Is there any way to measure (with microsecond accuracy) the time of a
program execution (without using Machine Specific Registers) ?
I've already tried getrusage(), times() and clock() but they all have
10 millisecond accuracy, even though they claim to have microsecond
acuracy.
The only thing that seems to work is to use one of the tools that measure
performanc through accessing the machine specific registers. They give you
the ability to measure the clock cycles used, but their accuracy is also
very low from what I have seen up to now.
Thank you very much in advance
--) Vangelis
Hi,
How about TSC? I know this has disadvantages such as:
a) not all machines have TSC
b) not all machines that claim to have TSC have a usable one.
c) on SMP the kernel makes a best effort to synchronize TSC but this may
or may not be guaranteed
d) you still need a userspace implementation to correctly map TSC cycles
to (micro)seconds using various MHz-specific ratios/whatever.
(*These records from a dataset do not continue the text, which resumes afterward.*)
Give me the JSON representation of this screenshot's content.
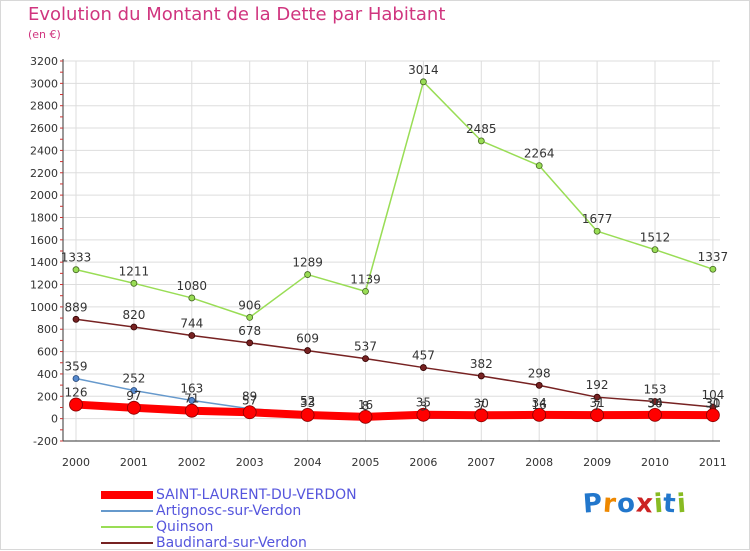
{
  "title": "Evolution du Montant de la Dette par Habitant",
  "subtitle": "(en €)",
  "logo_text": "Proxiti",
  "chart_data": {
    "type": "line",
    "x": [
      "2000",
      "2001",
      "2002",
      "2003",
      "2004",
      "2005",
      "2006",
      "2007",
      "2008",
      "2009",
      "2010",
      "2011"
    ],
    "ylim": [
      -200,
      3200
    ],
    "yticks": [
      -200,
      0,
      200,
      400,
      600,
      800,
      1000,
      1200,
      1400,
      1600,
      1800,
      2000,
      2200,
      2400,
      2600,
      2800,
      3000,
      3200
    ],
    "grid": true,
    "legend_position": "bottom-left",
    "series": [
      {
        "name": "SAINT-LAURENT-DU-VERDON",
        "color": "#ff0000",
        "values": [
          126,
          97,
          71,
          57,
          33,
          16,
          35,
          30,
          34,
          31,
          34,
          31
        ],
        "labels": [
          "126",
          "97",
          "71",
          "57",
          "33",
          "16",
          "35",
          "30",
          "34",
          "31",
          "34",
          "31"
        ]
      },
      {
        "name": "Artignosc-sur-Verdon",
        "color": "#6699cc",
        "values": [
          359,
          252,
          163,
          89,
          52,
          8,
          3,
          7,
          16,
          7,
          30,
          30
        ],
        "labels": [
          "359",
          "252",
          "163",
          "89",
          "52",
          "8",
          "3",
          "7",
          "16",
          "7",
          "30",
          "30"
        ]
      },
      {
        "name": "Quinson",
        "color": "#99dd55",
        "values": [
          1333,
          1211,
          1080,
          906,
          1289,
          1139,
          3014,
          2485,
          2264,
          1677,
          1512,
          1337
        ],
        "labels": [
          "1333",
          "1211",
          "1080",
          "906",
          "1289",
          "1139",
          "3014",
          "2485",
          "2264",
          "1677",
          "1512",
          "1337"
        ]
      },
      {
        "name": "Baudinard-sur-Verdon",
        "color": "#772222",
        "values": [
          889,
          820,
          744,
          678,
          609,
          537,
          457,
          382,
          298,
          192,
          153,
          104
        ],
        "labels": [
          "889",
          "820",
          "744",
          "678",
          "609",
          "537",
          "457",
          "382",
          "298",
          "192",
          "153",
          "104"
        ]
      }
    ]
  }
}
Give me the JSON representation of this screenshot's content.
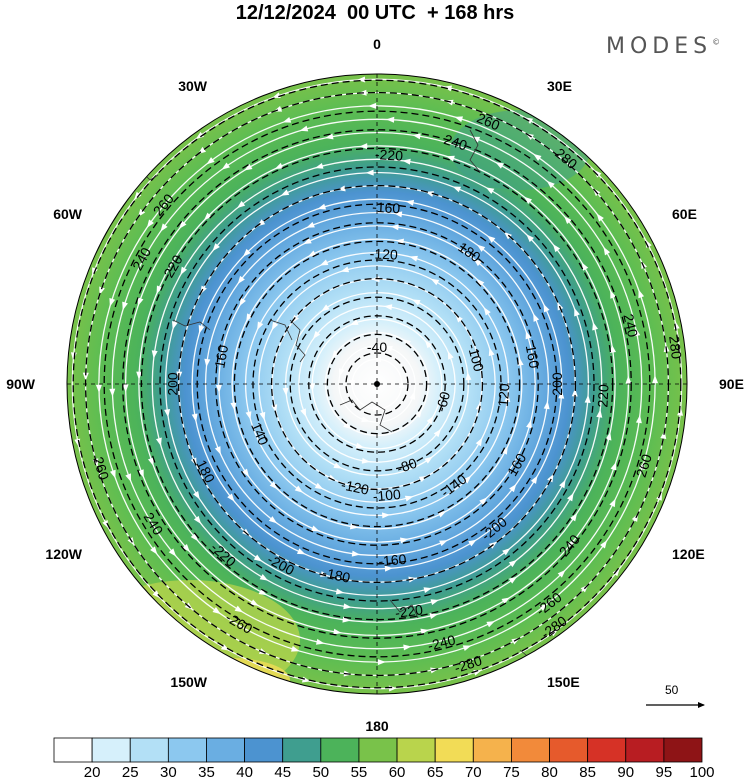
{
  "header": {
    "title": "12/12/2024  00 UTC  + 168 hrs",
    "brand": "MODES",
    "brand_mark": "©"
  },
  "map": {
    "projection": "polar stereographic (south pole)",
    "center": "90S",
    "longitude_labels": [
      "0",
      "30E",
      "60E",
      "90E",
      "120E",
      "150E",
      "180",
      "150W",
      "120W",
      "90W",
      "60W",
      "30W"
    ],
    "field_shaded": "wind speed",
    "field_contoured": "geopotential height (dam)",
    "contour_labels": [
      {
        "value": "-40",
        "lon": 0,
        "r": 0.12
      },
      {
        "value": "-60",
        "lon": 105,
        "r": 0.22
      },
      {
        "value": "-80",
        "lon": 160,
        "r": 0.28
      },
      {
        "value": "-100",
        "lon": 175,
        "r": 0.36
      },
      {
        "value": "-100",
        "lon": 75,
        "r": 0.33
      },
      {
        "value": "-120",
        "lon": -168,
        "r": 0.34
      },
      {
        "value": "-120",
        "lon": 3,
        "r": 0.42
      },
      {
        "value": "120",
        "lon": 95,
        "r": 0.41
      },
      {
        "value": "-140",
        "lon": 143,
        "r": 0.41
      },
      {
        "value": "140",
        "lon": -113,
        "r": 0.41
      },
      {
        "value": "-160",
        "lon": 175,
        "r": 0.57
      },
      {
        "value": "-160",
        "lon": 3,
        "r": 0.57
      },
      {
        "value": "160",
        "lon": 80,
        "r": 0.51
      },
      {
        "value": "160",
        "lon": -80,
        "r": 0.51
      },
      {
        "value": "160",
        "lon": 120,
        "r": 0.52
      },
      {
        "value": "180",
        "lon": 35,
        "r": 0.52
      },
      {
        "value": "-180",
        "lon": -168,
        "r": 0.63
      },
      {
        "value": "180",
        "lon": -117,
        "r": 0.62
      },
      {
        "value": "200",
        "lon": 90,
        "r": 0.58
      },
      {
        "value": "200",
        "lon": -90,
        "r": 0.66
      },
      {
        "value": "-200",
        "lon": 141,
        "r": 0.6
      },
      {
        "value": "-200",
        "lon": -152,
        "r": 0.66
      },
      {
        "value": "-220",
        "lon": 3,
        "r": 0.74
      },
      {
        "value": "220",
        "lon": -60,
        "r": 0.76
      },
      {
        "value": "-220",
        "lon": -138,
        "r": 0.74
      },
      {
        "value": "220",
        "lon": 93,
        "r": 0.73
      },
      {
        "value": "-220",
        "lon": 172,
        "r": 0.74
      },
      {
        "value": "240",
        "lon": 18,
        "r": 0.82
      },
      {
        "value": "240",
        "lon": 77,
        "r": 0.84
      },
      {
        "value": "240",
        "lon": -62,
        "r": 0.86
      },
      {
        "value": "240",
        "lon": 130,
        "r": 0.81
      },
      {
        "value": "-240",
        "lon": 166,
        "r": 0.86
      },
      {
        "value": "240",
        "lon": -122,
        "r": 0.85
      },
      {
        "value": "-260",
        "lon": -150,
        "r": 0.89
      },
      {
        "value": "260",
        "lon": 23,
        "r": 0.92
      },
      {
        "value": "260",
        "lon": 107,
        "r": 0.9
      },
      {
        "value": "260",
        "lon": -107,
        "r": 0.93
      },
      {
        "value": "-260",
        "lon": 142,
        "r": 0.9
      },
      {
        "value": "260",
        "lon": -50,
        "r": 0.9
      },
      {
        "value": "280",
        "lon": 40,
        "r": 0.95
      },
      {
        "value": "280",
        "lon": 83,
        "r": 0.97
      },
      {
        "value": "-280",
        "lon": 162,
        "r": 0.95
      },
      {
        "value": "-280",
        "lon": 144,
        "r": 0.97
      }
    ],
    "reference_vector": "50"
  },
  "colorbar": {
    "labels": [
      "20",
      "25",
      "30",
      "35",
      "40",
      "45",
      "50",
      "55",
      "60",
      "65",
      "70",
      "75",
      "80",
      "85",
      "90",
      "95",
      "100"
    ],
    "colors": [
      "#ffffff",
      "#d6f0fb",
      "#b3e0f6",
      "#8cc8ef",
      "#6aaee2",
      "#4c93d0",
      "#3f9e8f",
      "#4cb35a",
      "#79c24a",
      "#b9d44c",
      "#f2dc56",
      "#f5b24c",
      "#f28a3a",
      "#e65a2c",
      "#d63226",
      "#b81d22",
      "#8e1416"
    ]
  },
  "colors": {
    "contour": "#000000",
    "streamline": "#ffffff",
    "grid": "#000000"
  }
}
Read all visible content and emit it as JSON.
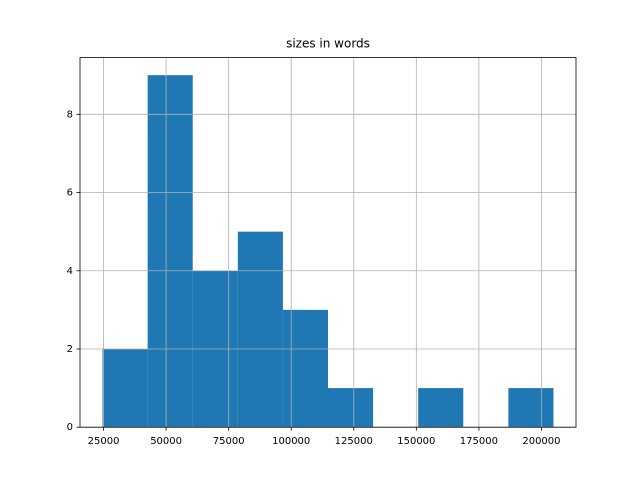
{
  "chart_data": {
    "type": "histogram",
    "title": "sizes in words",
    "bins": [
      24600,
      42620,
      60640,
      78660,
      96680,
      114700,
      132720,
      150740,
      168760,
      186780,
      204800
    ],
    "counts": [
      2,
      9,
      4,
      5,
      3,
      1,
      0,
      1,
      0,
      1
    ],
    "color": "#1f77b4",
    "xlim": [
      15590,
      213810
    ],
    "xticks": [
      25000,
      50000,
      75000,
      100000,
      125000,
      150000,
      175000,
      200000
    ],
    "ylim": [
      0,
      9.45
    ],
    "yticks": [
      0,
      2,
      4,
      6,
      8
    ],
    "grid": true
  }
}
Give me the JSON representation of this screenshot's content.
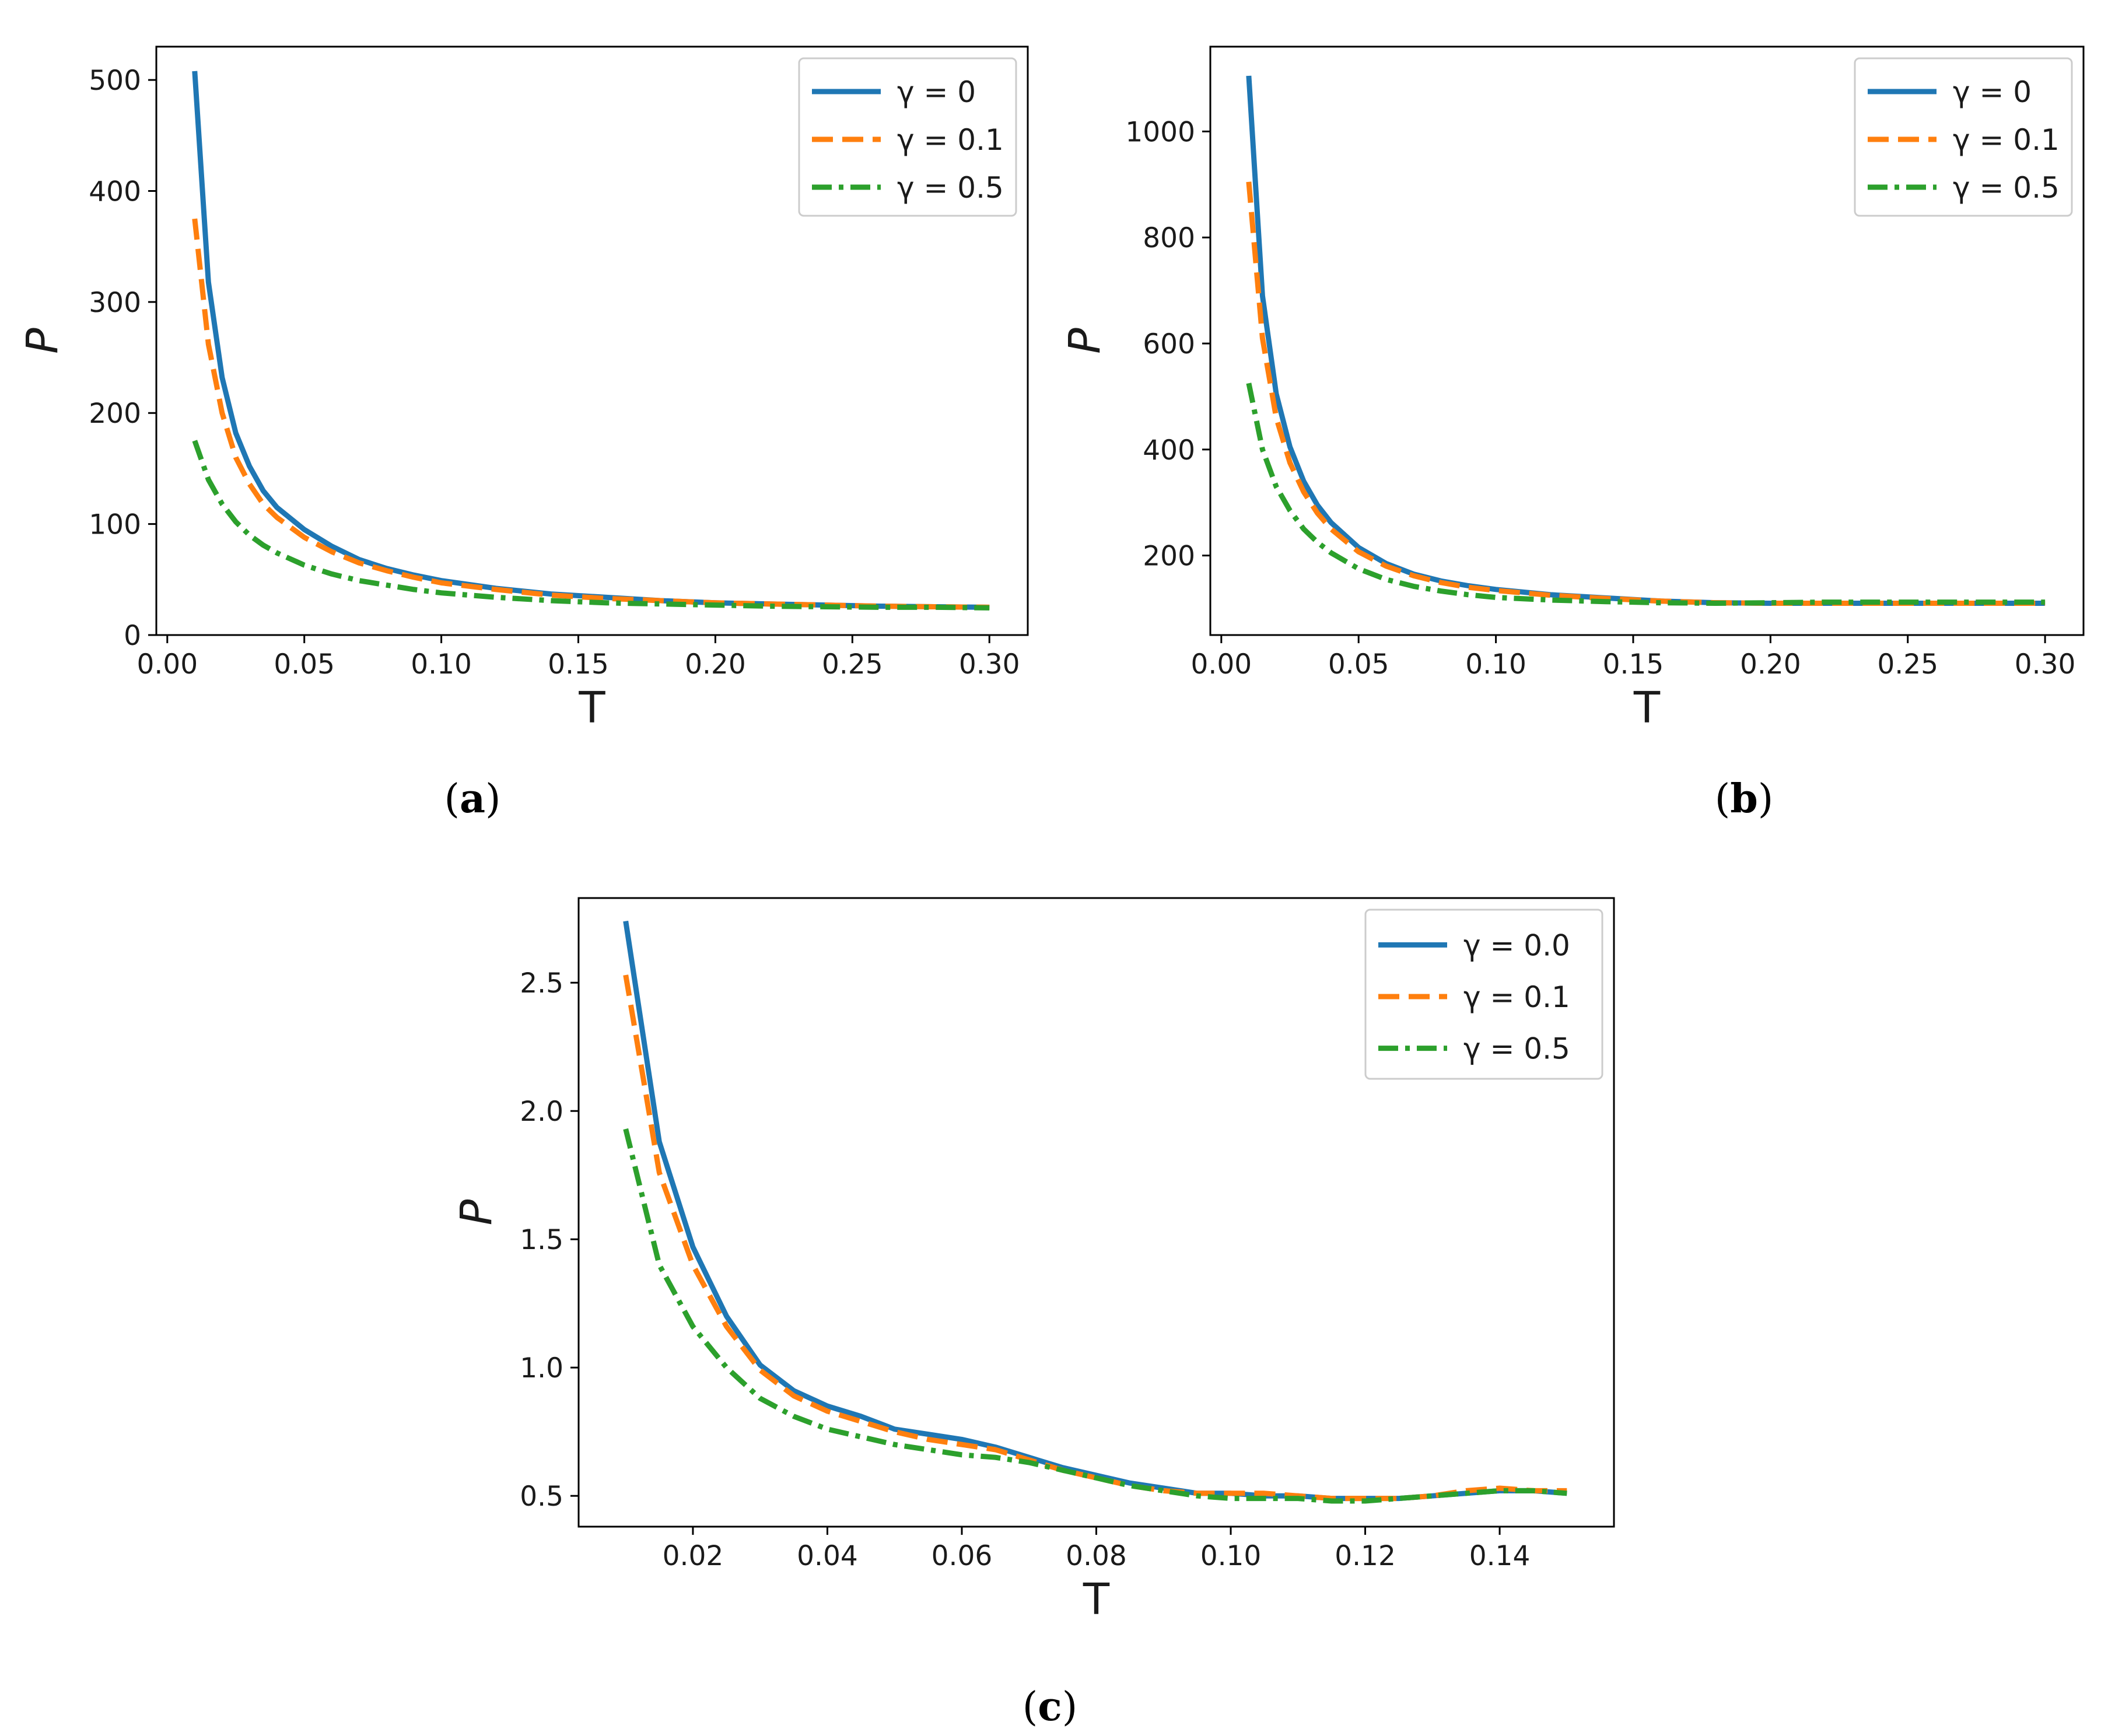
{
  "chart_data": [
    {
      "type": "line",
      "panel_label": "a",
      "xlabel": "T",
      "ylabel": "P",
      "xlim": [
        -0.004,
        0.314
      ],
      "ylim": [
        0,
        530
      ],
      "xticks": [
        0.0,
        0.05,
        0.1,
        0.15,
        0.2,
        0.25,
        0.3
      ],
      "xtick_labels": [
        "0.00",
        "0.05",
        "0.10",
        "0.15",
        "0.20",
        "0.25",
        "0.30"
      ],
      "yticks": [
        0,
        100,
        200,
        300,
        400,
        500
      ],
      "ytick_labels": [
        "0",
        "100",
        "200",
        "300",
        "400",
        "500"
      ],
      "legend_position": "top-right",
      "grid": false,
      "x": [
        0.01,
        0.015,
        0.02,
        0.025,
        0.03,
        0.035,
        0.04,
        0.05,
        0.06,
        0.07,
        0.08,
        0.09,
        0.1,
        0.12,
        0.14,
        0.16,
        0.18,
        0.2,
        0.22,
        0.24,
        0.26,
        0.28,
        0.3
      ],
      "series": [
        {
          "name": "γ = 0",
          "color": "#1f77b4",
          "style": "solid",
          "values": [
            508,
            318,
            232,
            182,
            152,
            130,
            115,
            95,
            80,
            68,
            60,
            54,
            49,
            42,
            37,
            34,
            31,
            29,
            28,
            27,
            26,
            25.5,
            25
          ]
        },
        {
          "name": "γ = 0.1",
          "color": "#ff7f0e",
          "style": "dashed",
          "values": [
            375,
            262,
            200,
            160,
            136,
            118,
            106,
            88,
            75,
            65,
            58,
            52,
            47,
            41,
            36,
            33,
            31,
            29,
            28,
            27,
            26,
            25.5,
            25
          ]
        },
        {
          "name": "γ = 0.5",
          "color": "#2ca02c",
          "style": "dashdot",
          "values": [
            175,
            140,
            118,
            102,
            90,
            81,
            74,
            63,
            55,
            49,
            45,
            41,
            38,
            34,
            31,
            29,
            28,
            27,
            26,
            25.5,
            25,
            25,
            24.5
          ]
        }
      ]
    },
    {
      "type": "line",
      "panel_label": "b",
      "xlabel": "T",
      "ylabel": "P",
      "xlim": [
        -0.004,
        0.314
      ],
      "ylim": [
        50,
        1160
      ],
      "xticks": [
        0.0,
        0.05,
        0.1,
        0.15,
        0.2,
        0.25,
        0.3
      ],
      "xtick_labels": [
        "0.00",
        "0.05",
        "0.10",
        "0.15",
        "0.20",
        "0.25",
        "0.30"
      ],
      "yticks": [
        200,
        400,
        600,
        800,
        1000
      ],
      "ytick_labels": [
        "200",
        "400",
        "600",
        "800",
        "1000"
      ],
      "legend_position": "top-right",
      "grid": false,
      "x": [
        0.01,
        0.015,
        0.02,
        0.025,
        0.03,
        0.035,
        0.04,
        0.05,
        0.06,
        0.07,
        0.08,
        0.09,
        0.1,
        0.12,
        0.14,
        0.16,
        0.18,
        0.2,
        0.22,
        0.24,
        0.26,
        0.28,
        0.3
      ],
      "series": [
        {
          "name": "γ = 0",
          "color": "#1f77b4",
          "style": "solid",
          "values": [
            1105,
            690,
            505,
            405,
            340,
            295,
            262,
            215,
            185,
            165,
            152,
            143,
            136,
            126,
            120,
            114,
            111,
            110,
            110,
            110,
            110,
            110,
            110
          ]
        },
        {
          "name": "γ = 0.1",
          "color": "#ff7f0e",
          "style": "dashed",
          "values": [
            905,
            610,
            460,
            375,
            320,
            280,
            250,
            207,
            180,
            162,
            149,
            140,
            134,
            125,
            119,
            114,
            111,
            110,
            110,
            110,
            110,
            110,
            110
          ]
        },
        {
          "name": "γ = 0.5",
          "color": "#2ca02c",
          "style": "dashdot",
          "values": [
            525,
            400,
            330,
            285,
            250,
            225,
            205,
            175,
            155,
            142,
            133,
            126,
            121,
            116,
            113,
            111,
            110,
            111,
            112,
            112,
            112,
            112,
            112
          ]
        }
      ]
    },
    {
      "type": "line",
      "panel_label": "c",
      "xlabel": "T",
      "ylabel": "P",
      "xlim": [
        0.003,
        0.157
      ],
      "ylim": [
        0.38,
        2.83
      ],
      "xticks": [
        0.02,
        0.04,
        0.06,
        0.08,
        0.1,
        0.12,
        0.14
      ],
      "xtick_labels": [
        "0.02",
        "0.04",
        "0.06",
        "0.08",
        "0.10",
        "0.12",
        "0.14"
      ],
      "yticks": [
        0.5,
        1.0,
        1.5,
        2.0,
        2.5
      ],
      "ytick_labels": [
        "0.5",
        "1.0",
        "1.5",
        "2.0",
        "2.5"
      ],
      "legend_position": "top-right",
      "grid": false,
      "x": [
        0.01,
        0.015,
        0.02,
        0.025,
        0.03,
        0.035,
        0.04,
        0.045,
        0.05,
        0.055,
        0.06,
        0.065,
        0.07,
        0.075,
        0.08,
        0.085,
        0.09,
        0.095,
        0.1,
        0.105,
        0.11,
        0.115,
        0.12,
        0.125,
        0.13,
        0.135,
        0.14,
        0.145,
        0.15
      ],
      "series": [
        {
          "name": "γ = 0.0",
          "color": "#1f77b4",
          "style": "solid",
          "values": [
            2.74,
            1.88,
            1.47,
            1.2,
            1.01,
            0.91,
            0.85,
            0.81,
            0.76,
            0.74,
            0.72,
            0.69,
            0.65,
            0.61,
            0.58,
            0.55,
            0.53,
            0.51,
            0.51,
            0.5,
            0.5,
            0.49,
            0.49,
            0.49,
            0.5,
            0.51,
            0.52,
            0.52,
            0.51
          ]
        },
        {
          "name": "γ = 0.1",
          "color": "#ff7f0e",
          "style": "dashed",
          "values": [
            2.53,
            1.76,
            1.4,
            1.16,
            0.99,
            0.89,
            0.83,
            0.79,
            0.75,
            0.72,
            0.7,
            0.68,
            0.64,
            0.6,
            0.57,
            0.54,
            0.52,
            0.51,
            0.51,
            0.51,
            0.5,
            0.49,
            0.49,
            0.49,
            0.5,
            0.52,
            0.53,
            0.52,
            0.52
          ]
        },
        {
          "name": "γ = 0.5",
          "color": "#2ca02c",
          "style": "dashdot",
          "values": [
            1.93,
            1.4,
            1.16,
            1.0,
            0.88,
            0.81,
            0.76,
            0.73,
            0.7,
            0.68,
            0.66,
            0.65,
            0.63,
            0.6,
            0.57,
            0.54,
            0.52,
            0.5,
            0.49,
            0.49,
            0.49,
            0.48,
            0.48,
            0.49,
            0.5,
            0.51,
            0.52,
            0.52,
            0.51
          ]
        }
      ]
    }
  ]
}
I think
someone I know has already done this work but will let him speak if he
wants to release this to public or not.
other than the above, TSC (rdtsc instruction) is perfectly available to
userspace applications without special privileges. And it is 64bit so it
won't easily wrap around...
regards,
Tigran.
On Thu, 7 Dec 2000, Kotsovinos Vangelis wrote:
>
> Is there any way to measure (with microsecond accuracy) the time of a
> program execution (without using Machine Specific Registers) ?
> I've already tried getrusage(), times() and clock() but they all have
> 10 millisecond accuracy, even though they claim to have microsecond
> acuracy.
> The only thing that seems to work is to use one of the tools that measure
> performanc through accessing the machine specific registers. They give you
> the ability to measure the clock cycles used, but their accuracy is also
> very low from what I have seen up to now.
>
> Thank you very much in advance
>
> --) Vangelis
>
> -
> To unsubscribe from this list: send the line "unsubscribe linux-kernel" in
> the body of a message to [email protected]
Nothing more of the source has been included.